22.02.2016  |  33 visualizações
Escritor, ensaísta, linguista, filósofo, um acadêmico de sucesso, esse era Umberto Eco, falecido na noite de sexta-feira (19). O intelectual italiano deixou um legado impressionante em Filosofia da Arte, em Comunicação e Ficção.

O Cemitério de Praga, que se desenrola na Europa no fim do século dezenove, é um romance-folhetim lançado em 2010. Nesse cenário, Eco cria uma trama psicológica em que o antissemitismo é amplamente discutido.

O livro conta a história do capitão Simone Simonini no momento em que, já com a mente confusa e lapsos de memória, resolve escrever um diário e, voltando no tempo, nos conta sua vida. Olhem só a sacada de Umberto Eco, Simonini começa o diário seguindo orientações de um jovem que conheceu na França, um tal de Sigmund Freud...

Outra personagem desse diário é o abade Dalla Piccola, religioso que Simonini julgava morto - aliás, foi ele próprio quem o matou. O abade surge para "destrancar portas hermeticamente fechadas na memória de Simonini", revelando-lhe fatos que ele se recusa a lembrar.

O capitão Simonini odeia as mulheres, a luxúria que elas trazem aos homens, "seres sujos e pecaminosos". Mais ainda, ele odeia os judeus, antissemita desde criancinha, quando o avô lhe contava tudo sobre aqueles "seres execráveis". O capitão é informante e facilitador do serviço secreto francês; está disposto a tudo para conseguir informações e vendê-las a um bom preço, mesmo que para isso tenha que inventá-las. No seu tempo livre ele é um amante apaixonado da culinária, e passa suas noites em um bom e caro restaurante francês.

-" Um dia será necessário tentar a única solução razoável, a solução final: o extermínio de todos os judeus. Até as crianças? Até as crianças. Sim, eu sei, pode parecer uma ideia típica de Herodes, mas, quando se lida com a semente ruim, não basta cortar a planta, convém arrancá-la. Se o senhor não quer mosquitos, mate as larvas".

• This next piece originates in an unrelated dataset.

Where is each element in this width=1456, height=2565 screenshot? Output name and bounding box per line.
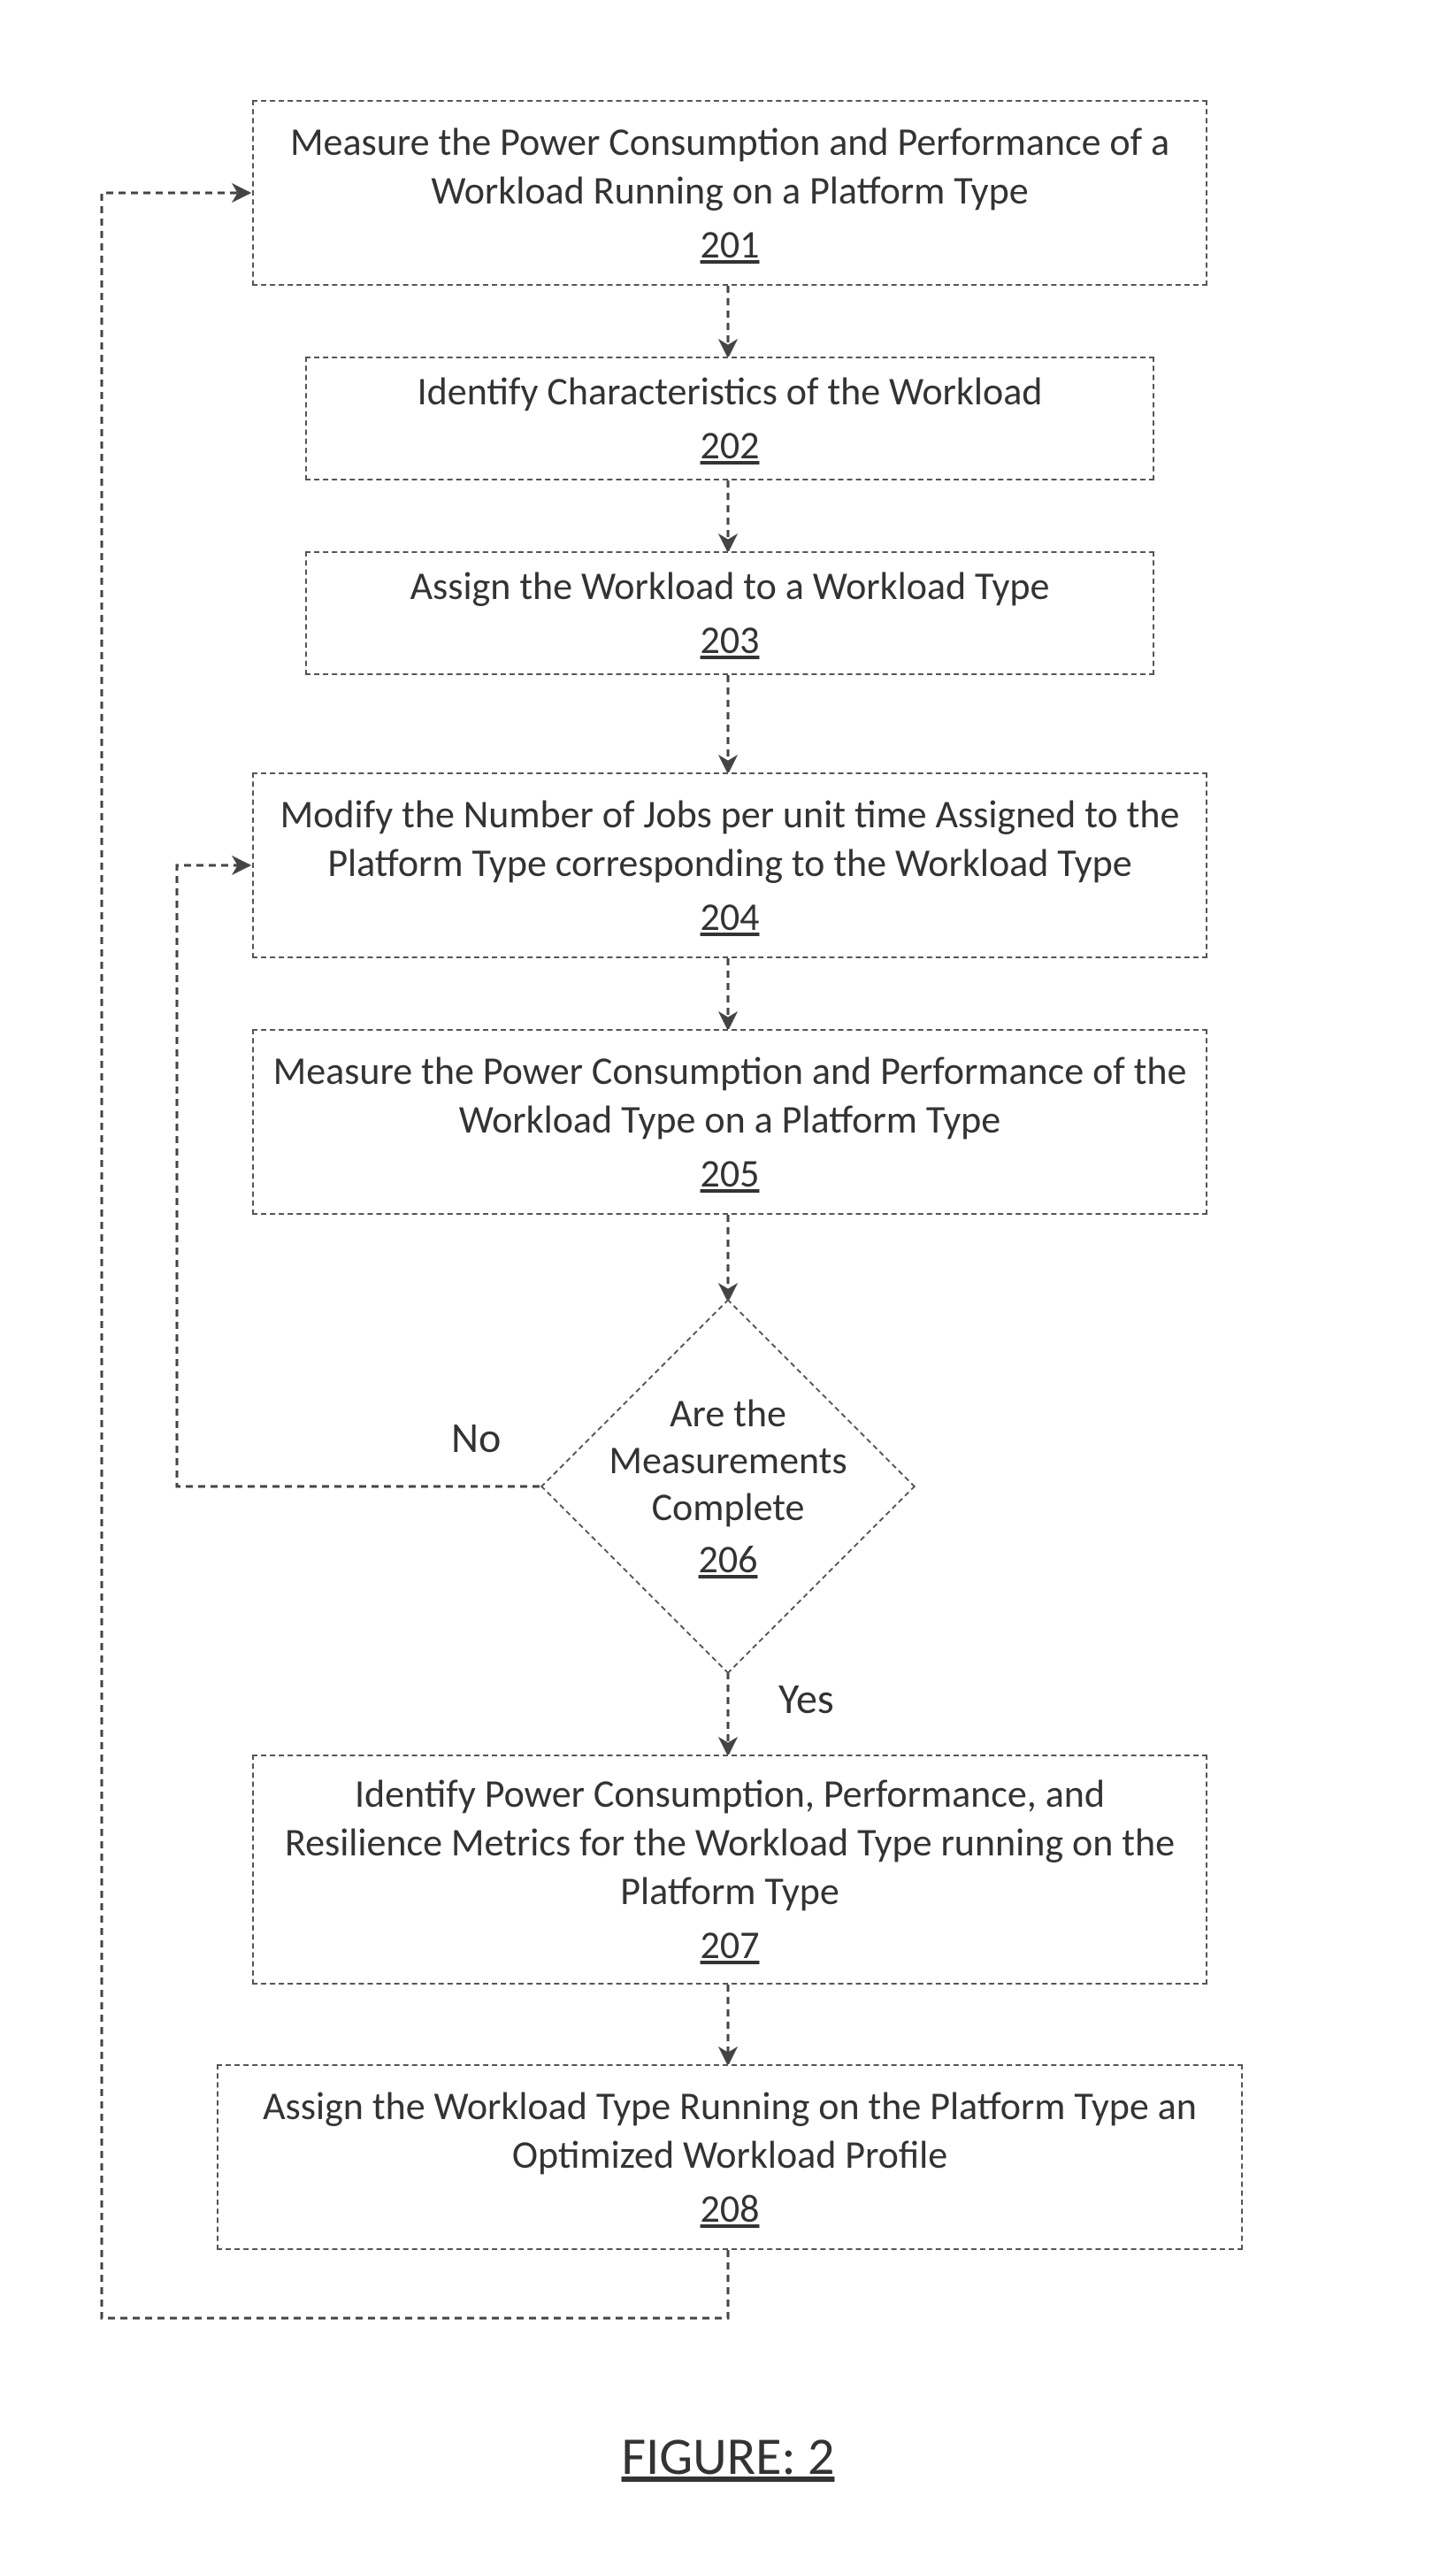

Mestre da falsificação de documentos e perito em reproduzir a grafia alheia, Simonini envolve-se em complôs contra judeus e maçons, em falcatruas religiosas, conspirações, rituais satanistas, assassinatos, explosões, e engana quase todos os personagens que compõem sua narrativa.

Como em outros romances de Eco, o leitor mergulha em grandes eventos que marcaram a história da Europa. O capitão torna-se pivô de vários acontecimentos, encontra e interage com Garibaldi "de pernas tortas e sofrendo de artrite"; com os seguidores do filósofo e político italiano Giuseppe Mazzini, testemunha o massacre da Comuna de Paris, o processo Dreyfus, a disseminação dos falsos Protocolos dos Sábios de Sião.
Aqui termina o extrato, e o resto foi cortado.